According to Silver v. Silver, there are three things that must be assessed before a court can enter an FRO:
- The parties’ particular relationship with one another.
- The alleged predicate act of domestic violence perpetrated by the defendant.
- A need to protect the alleged victim.
The PDVA sets forth a basic threshold requirement before a court can formally enter an FRO: that the two parties were in a particular relationship. Specifically, the PDVA applies only when the alleged perpetrator and the alleged victim are current or former spouses, current or former household members, have a child in common or are expecting a child, or have had a dating relationship.
Protecting Victims of Domestic Violence
In addition to the necessary relationship between the plaintiff and the defendant, the New Jersey Superior Court, Appellate Division enumerated two specific requirements that must be met for a trial court to enter a Final Restraining Order:
- A predicate act of domestic violence as defined by the PDVA.
- A need to protect the victim from further abuse.
The first Silver v. Silver requirement is that the trial court must find by a preponderance of the evidence (meaning “more likely than not”) that the defendant perpetrated a predicate act of domestic violence, as defined by the PDVA. According to N.J.S.A. 2C:25-19(1) through (18), there are 18 sufficient predicate acts of domestic violence: homicide, assault, terroristic threats, kidnapping, criminal restraint, false imprisonment, sexual assault, criminal sexual contact, lewdness, criminal mischief, burglary, criminal trespass, harassment, stalking, criminal coercion, robbery, contempt of a domestic violence order, and any other crime involving risk of death or serious bodily injury.
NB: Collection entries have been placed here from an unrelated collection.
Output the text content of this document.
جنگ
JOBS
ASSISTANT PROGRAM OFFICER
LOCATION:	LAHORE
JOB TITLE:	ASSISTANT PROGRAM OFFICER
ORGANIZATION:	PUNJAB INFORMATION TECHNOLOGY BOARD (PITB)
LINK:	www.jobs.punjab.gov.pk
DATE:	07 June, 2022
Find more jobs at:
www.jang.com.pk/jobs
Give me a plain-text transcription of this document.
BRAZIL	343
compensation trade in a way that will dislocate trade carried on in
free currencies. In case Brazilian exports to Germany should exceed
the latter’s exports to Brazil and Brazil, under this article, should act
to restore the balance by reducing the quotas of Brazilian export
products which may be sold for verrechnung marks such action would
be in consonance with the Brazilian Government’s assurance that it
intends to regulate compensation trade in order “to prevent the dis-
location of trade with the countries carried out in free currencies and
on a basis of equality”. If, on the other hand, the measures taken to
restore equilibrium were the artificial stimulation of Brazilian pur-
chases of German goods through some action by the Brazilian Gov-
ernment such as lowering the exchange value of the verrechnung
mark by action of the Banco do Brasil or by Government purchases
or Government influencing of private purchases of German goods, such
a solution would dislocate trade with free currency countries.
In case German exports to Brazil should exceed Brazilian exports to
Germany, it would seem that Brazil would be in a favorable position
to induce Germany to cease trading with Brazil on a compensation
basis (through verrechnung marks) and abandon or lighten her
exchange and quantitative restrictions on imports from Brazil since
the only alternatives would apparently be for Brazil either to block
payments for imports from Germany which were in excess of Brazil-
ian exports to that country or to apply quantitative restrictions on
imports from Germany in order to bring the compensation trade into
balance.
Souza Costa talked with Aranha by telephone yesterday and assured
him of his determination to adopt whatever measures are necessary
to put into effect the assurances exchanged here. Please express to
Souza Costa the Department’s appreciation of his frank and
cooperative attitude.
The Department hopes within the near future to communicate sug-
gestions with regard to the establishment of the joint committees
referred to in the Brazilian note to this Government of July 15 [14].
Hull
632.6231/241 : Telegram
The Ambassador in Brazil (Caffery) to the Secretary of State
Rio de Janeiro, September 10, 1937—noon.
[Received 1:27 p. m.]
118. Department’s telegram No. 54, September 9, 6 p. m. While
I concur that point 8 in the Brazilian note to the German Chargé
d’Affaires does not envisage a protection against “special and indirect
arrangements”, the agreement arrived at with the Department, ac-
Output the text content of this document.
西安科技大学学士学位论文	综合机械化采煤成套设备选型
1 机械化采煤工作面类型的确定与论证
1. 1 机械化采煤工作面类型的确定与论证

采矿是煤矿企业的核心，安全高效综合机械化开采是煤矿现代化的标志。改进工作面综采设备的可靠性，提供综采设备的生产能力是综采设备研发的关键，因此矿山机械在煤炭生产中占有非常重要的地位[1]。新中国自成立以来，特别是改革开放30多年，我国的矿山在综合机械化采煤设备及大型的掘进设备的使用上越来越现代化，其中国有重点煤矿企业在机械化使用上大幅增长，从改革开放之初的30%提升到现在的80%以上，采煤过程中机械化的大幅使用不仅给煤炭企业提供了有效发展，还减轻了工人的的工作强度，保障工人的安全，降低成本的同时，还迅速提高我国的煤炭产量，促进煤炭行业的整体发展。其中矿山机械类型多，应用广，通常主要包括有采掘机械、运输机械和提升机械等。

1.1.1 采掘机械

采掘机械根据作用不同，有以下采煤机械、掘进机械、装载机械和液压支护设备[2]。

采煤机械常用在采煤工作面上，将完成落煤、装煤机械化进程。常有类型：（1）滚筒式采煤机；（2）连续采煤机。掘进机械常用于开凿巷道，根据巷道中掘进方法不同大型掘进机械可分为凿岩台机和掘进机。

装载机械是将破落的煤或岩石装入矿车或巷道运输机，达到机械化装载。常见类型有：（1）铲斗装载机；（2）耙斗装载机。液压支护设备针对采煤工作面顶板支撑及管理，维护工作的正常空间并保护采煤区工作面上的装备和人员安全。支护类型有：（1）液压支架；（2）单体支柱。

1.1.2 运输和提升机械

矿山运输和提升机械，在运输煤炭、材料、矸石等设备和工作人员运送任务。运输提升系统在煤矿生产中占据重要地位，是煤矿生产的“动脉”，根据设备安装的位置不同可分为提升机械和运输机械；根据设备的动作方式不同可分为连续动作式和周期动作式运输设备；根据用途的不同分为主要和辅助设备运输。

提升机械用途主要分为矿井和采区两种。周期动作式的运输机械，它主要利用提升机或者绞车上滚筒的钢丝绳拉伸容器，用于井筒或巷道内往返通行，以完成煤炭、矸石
In addition to the commission of a predicate act of domestic violence, the court must find that the defendant poses an immediate or future danger to the plaintiff. That is, the second Silver v. Silver requirement that must be met before a court will enter a final restraining order is that a restraining order is necessary in the first place to protect the victim. Specifically, the Appellate Division held that “the guiding standard is whether a restraining order is necessary…to protect the victim from an immediate danger or to prevent further abuse.” To support its conclusion regarding the second requirement, the court pointed to N.J.S.A. 2C:25-29(b), which states that “[i]n proceedings in which complaints for restraining orders have been filed, the court shall grant any relief necessary to prevent further abuse.”
In Silver v. Silver, the trial court found that the defendant in the domestic violence case did commit actions that constituted criminal trespass and assault. In that particular case, the defendant forced herself into the plaintiff’s car and then punched him and scratched him. However, the trial court excused the defendant’s actions as those associated with a situational, marital dispute rather than an act of domestic violence. As a result, the trial court dismissed the case. The Appellate Division later found error with the trial court’s conflated analysis and held that when a trial court finds an action that falls within the purview of the PDVA, regardless of the situation, then the court must specifically assess whether or not a restraining order is needed to protect the plaintiff from an immediate or future threat of domestic violence. Accordingly, the Appellate Division remanded the matter of Silver v. Silver to the trial court for further proceedings to evaluate whether or not an FRO was necessary to protect the plaintiff.